España, más allá de Hortaleza
Tras el debate electoral, cuando el silencio y la calma regresan al campo de batalla y se disipa el humo de la artillería dialéctica, el paisaje permite ver a una primera víctima retorciéndose, malherida, en el suelo: el sistema autonómico. El modelo que la Constitución situó en el corazón de nuestra arquitectura territorial, y que ha sido eje principal de estas cuatro décadas de progreso colectivo, fue puesto en cuestión de manera reiterada, insultante y mentirosa por el sucesor del franquismo. El mismo candidato que destilaba odio contra las personas migrantes que tanto han contribuido al progreso de España, se esforzó una y otra vez en crear un marco referencial falso: desmantelar las autonomías como supuesto ahorro para pagar las pensiones.
El problema no es que el neofranquismo prosiga la estirpe ideológica de la España “Una, Grande y Libre”, algo previsible y hasta coherente con sus esencias caducas. El gran problema, del que la ciudadanía debería tomar nota y reflexionar a fondo, es que marque la agenda territorial de los partidos conservadores que, hasta ahora, habían contribuido siempre con poco entusiasmo a defender el sistema autonómico. El problema es que los desplaza hacia un terreno temerariamente irreal en la España del siglo XXI. Porque aquellos que se llenan la boca con la palabra España parecen olvidar que España no se acaba en la calle Hortaleza. Que no se puede madrileñizar España. Que el castellanismo integrista no puede ser la fórmula para afrontar la encrucijada territorial que hoy encara nuestro país.
Por un lado, porque a nivel económico sería un mal negocio. La España de las autonomías ha demostrado ser un modelo de éxito. En las últimas cuatro décadas, la diferencia de riqueza entre regiones ricas y pobres se ha reducido, al contrario de lo que ha sucedido, por ejemplo, en Italia, fragmentada entre un norte opulento frente a un sur cada vez más depauperado. No es cierto, además, que los estados más descentralizados gasten un porcentaje mayor del PIB en estas funciones, y menos aún en el caso de España. Los datos de Eurostat son claros: somos el cuarto país más descentralizado de Europa y el tercero que menos gasta en órganos ejecutivos y legislativos. Más de 8 euros de cada 10 de los que disponen las comunidades autónomas se destinan al sostenimiento del Estado del Bienestar.

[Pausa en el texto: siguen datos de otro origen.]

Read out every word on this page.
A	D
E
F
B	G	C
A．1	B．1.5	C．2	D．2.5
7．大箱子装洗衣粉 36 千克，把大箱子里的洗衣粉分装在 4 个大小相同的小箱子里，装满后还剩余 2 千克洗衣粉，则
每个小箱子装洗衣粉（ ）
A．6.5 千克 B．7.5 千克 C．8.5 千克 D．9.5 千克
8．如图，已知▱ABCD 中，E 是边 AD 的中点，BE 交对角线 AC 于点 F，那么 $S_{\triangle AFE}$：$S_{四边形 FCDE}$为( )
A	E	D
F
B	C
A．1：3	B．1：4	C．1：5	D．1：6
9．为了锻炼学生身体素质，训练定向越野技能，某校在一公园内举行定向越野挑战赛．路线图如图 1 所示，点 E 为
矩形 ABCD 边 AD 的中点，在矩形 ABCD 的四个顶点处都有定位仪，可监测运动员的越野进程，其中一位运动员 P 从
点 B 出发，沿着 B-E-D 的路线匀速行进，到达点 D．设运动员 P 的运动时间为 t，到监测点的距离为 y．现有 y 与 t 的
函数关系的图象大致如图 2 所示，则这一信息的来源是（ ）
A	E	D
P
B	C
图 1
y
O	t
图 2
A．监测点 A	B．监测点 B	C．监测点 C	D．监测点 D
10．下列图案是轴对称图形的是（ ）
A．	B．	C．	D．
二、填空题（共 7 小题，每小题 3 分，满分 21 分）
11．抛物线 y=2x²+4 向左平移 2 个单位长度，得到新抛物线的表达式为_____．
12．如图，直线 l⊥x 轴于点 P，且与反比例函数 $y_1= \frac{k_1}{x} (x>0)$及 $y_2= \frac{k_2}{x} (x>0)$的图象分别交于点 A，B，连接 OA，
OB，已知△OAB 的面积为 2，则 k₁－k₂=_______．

En el caso de la Comunitat Valenciana, por ejemplo, el 86% del presupuesto de 2020 se invertirá en sanidad, educación, políticas inclusivas, trabajo y vivienda.
Por otro lado, porque el Estado autonómico no es una simple hoja Excel con ingresos y gastos. La descentralización política de España –que la Unión Europea imita a mayor escala– ha dado respuesta, identitaria y cultural, a las singularidades de los distintos territorios que conforman el Estado. A sus lenguas, a sus tradiciones, a su cultura, a su manera de ser y de sentirse. Sin autonomías, ya sabemos qué ocurre con los territorios periféricos. Basta con recuperar el NODO.

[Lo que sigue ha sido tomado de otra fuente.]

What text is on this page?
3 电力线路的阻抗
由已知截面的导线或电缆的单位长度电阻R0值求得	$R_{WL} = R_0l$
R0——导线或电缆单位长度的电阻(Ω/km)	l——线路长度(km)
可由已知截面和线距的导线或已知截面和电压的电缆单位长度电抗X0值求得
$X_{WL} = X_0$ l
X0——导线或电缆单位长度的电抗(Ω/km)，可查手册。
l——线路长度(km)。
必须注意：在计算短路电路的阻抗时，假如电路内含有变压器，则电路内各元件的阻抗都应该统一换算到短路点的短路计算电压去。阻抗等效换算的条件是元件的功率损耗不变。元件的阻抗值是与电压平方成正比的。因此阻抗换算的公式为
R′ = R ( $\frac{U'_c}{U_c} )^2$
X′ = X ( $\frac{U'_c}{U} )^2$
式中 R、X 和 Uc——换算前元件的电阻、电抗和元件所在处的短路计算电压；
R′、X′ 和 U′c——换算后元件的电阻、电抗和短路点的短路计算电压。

Ya está bien de utilizar la crisis de Cataluña contra el Estado de las Autonomías como una excusa, como un burdo pretexto, para regresar a una homogeneización cultural e identitaria que atenta contra la Constitución. Ya va siendo hora, también, de que Cataluña deje de concentrar toda la atención política y mediática en materia territorial. Tenemos grandes desafíos, como el de la financiación justa o el reto de la despoblación, que necesitan atención urgente para asegurar el principal deber de los gobernantes: la igualdad en derechos y oportunidades entre ciudadanos, vivan donde vivan.
La España plural y diversa debe profundizar en la senda autonómica. La misma Cataluña, por cierto, ha sido un modelo de éxito en las décadas en que transitó por ese camino. No cabe ningún paso atrás en este sentido. Al contrario: como objetivo futuro, España debe evolucionar hacia el federalismo, que es la solución adoptada por países avanzados como Alemania, Suiza, Estados Unidos o Canadá.
Cuando se cumplen treinta años de la caída del Muro de Berlín, es triste volver a recordar que ya pasó el tiempo de los muros, del proteccionismo cultural y de las barreras mentales. Es el tiempo de la palabra, del diálogo, de la apertura mental.
Es la hora de recoger al herido del campo de batalla que han pateado brutos caballos, como en Verdún o en el Somme, y de atender sus heridas. Y no olvidemos quién ha sido el agresor y aquellos que han consentido el atropello.